The rest is for vague causes like “human infrastructure,” which includes training, oversight and other government intrusion favored by the Democrats.
Still, there was enough real infrastructure in the bill to gain bipartisan support. But this so-called bipartisan infrastructure bill is only one part of a more ambitious “infrastructure” package.
“Don’t Move, or I’ll Shoot”
The other legislation is a $1.75 trillion welfare bill (this figure used to be $3.5 trillion, but it was scaled back at the insistence of moderate Senate Democrats).
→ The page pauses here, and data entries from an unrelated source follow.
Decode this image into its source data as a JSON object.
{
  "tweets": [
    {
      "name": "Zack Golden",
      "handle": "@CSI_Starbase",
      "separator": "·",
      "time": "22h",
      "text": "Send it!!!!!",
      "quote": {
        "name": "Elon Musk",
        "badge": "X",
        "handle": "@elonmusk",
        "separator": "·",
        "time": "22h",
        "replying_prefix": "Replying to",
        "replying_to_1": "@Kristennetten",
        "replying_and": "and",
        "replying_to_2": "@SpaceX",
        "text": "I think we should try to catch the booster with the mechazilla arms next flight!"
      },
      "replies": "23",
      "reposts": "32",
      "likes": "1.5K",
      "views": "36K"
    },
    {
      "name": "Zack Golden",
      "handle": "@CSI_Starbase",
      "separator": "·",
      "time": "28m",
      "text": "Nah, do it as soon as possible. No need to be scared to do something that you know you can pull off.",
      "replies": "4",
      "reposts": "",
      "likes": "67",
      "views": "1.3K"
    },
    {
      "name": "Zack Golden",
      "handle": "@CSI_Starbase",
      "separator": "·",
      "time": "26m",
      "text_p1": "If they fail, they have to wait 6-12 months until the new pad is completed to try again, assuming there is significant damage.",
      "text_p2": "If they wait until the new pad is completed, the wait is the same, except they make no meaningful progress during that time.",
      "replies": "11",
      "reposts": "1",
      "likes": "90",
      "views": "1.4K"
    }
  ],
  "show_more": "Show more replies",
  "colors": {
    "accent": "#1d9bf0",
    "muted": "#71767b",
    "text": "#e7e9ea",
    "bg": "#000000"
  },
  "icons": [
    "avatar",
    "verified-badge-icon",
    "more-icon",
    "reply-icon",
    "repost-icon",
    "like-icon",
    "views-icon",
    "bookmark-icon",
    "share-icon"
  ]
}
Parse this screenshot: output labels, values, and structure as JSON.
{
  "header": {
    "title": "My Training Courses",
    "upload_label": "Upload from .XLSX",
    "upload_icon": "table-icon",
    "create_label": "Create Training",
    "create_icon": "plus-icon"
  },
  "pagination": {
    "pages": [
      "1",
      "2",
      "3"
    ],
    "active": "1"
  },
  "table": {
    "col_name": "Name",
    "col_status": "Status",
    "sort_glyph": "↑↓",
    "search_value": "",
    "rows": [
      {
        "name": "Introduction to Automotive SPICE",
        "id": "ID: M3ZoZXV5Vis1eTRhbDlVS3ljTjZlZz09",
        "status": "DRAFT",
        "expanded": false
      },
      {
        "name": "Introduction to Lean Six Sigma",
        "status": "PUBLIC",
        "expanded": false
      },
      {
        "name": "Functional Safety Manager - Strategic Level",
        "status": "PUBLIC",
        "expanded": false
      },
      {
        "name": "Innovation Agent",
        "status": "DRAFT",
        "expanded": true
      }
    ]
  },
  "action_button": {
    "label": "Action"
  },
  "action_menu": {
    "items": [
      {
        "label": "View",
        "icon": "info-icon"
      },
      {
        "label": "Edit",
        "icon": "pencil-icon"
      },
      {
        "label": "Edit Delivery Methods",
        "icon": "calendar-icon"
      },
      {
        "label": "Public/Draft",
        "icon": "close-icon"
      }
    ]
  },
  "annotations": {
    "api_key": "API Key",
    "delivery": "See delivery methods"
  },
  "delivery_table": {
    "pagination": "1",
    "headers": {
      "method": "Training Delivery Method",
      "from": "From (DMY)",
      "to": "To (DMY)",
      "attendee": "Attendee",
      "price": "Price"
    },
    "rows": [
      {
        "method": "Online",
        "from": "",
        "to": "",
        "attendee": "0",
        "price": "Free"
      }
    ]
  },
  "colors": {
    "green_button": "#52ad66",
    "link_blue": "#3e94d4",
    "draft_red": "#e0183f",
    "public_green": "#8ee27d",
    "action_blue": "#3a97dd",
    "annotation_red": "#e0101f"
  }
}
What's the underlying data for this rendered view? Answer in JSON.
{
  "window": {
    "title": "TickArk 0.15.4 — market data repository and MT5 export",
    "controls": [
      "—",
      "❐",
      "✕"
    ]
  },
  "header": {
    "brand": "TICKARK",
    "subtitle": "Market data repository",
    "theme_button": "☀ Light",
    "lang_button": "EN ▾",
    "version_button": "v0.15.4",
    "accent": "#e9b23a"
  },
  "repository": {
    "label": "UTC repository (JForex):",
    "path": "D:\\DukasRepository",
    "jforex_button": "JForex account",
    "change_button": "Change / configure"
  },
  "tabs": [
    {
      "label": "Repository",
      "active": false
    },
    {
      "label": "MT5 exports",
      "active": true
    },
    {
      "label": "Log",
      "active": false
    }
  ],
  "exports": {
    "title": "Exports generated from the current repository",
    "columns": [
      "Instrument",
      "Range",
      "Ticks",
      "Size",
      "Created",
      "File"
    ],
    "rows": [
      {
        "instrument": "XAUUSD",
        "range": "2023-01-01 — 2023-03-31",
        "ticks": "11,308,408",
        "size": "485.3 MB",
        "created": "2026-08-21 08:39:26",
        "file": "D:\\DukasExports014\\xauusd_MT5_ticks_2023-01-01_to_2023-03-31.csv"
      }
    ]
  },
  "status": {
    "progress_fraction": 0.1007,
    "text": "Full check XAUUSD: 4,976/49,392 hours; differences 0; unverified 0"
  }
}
Nancy Pelosi and House Democrats were holding the infrastructure bill hostage as leverage to get the Senate to agree to their priorities on the welfare bill.
This strategy backfired both because the Senate does not like to be played by the House and some Democrats would have been happy if the welfare bill failed entirely.
The House hostage strategy was like holding a gun to your head and saying, “Don’t move, or I’ll shoot.”
Senators say, “Go ahead.” This muddle is entirely procedural. But what about the actual substance of the bills?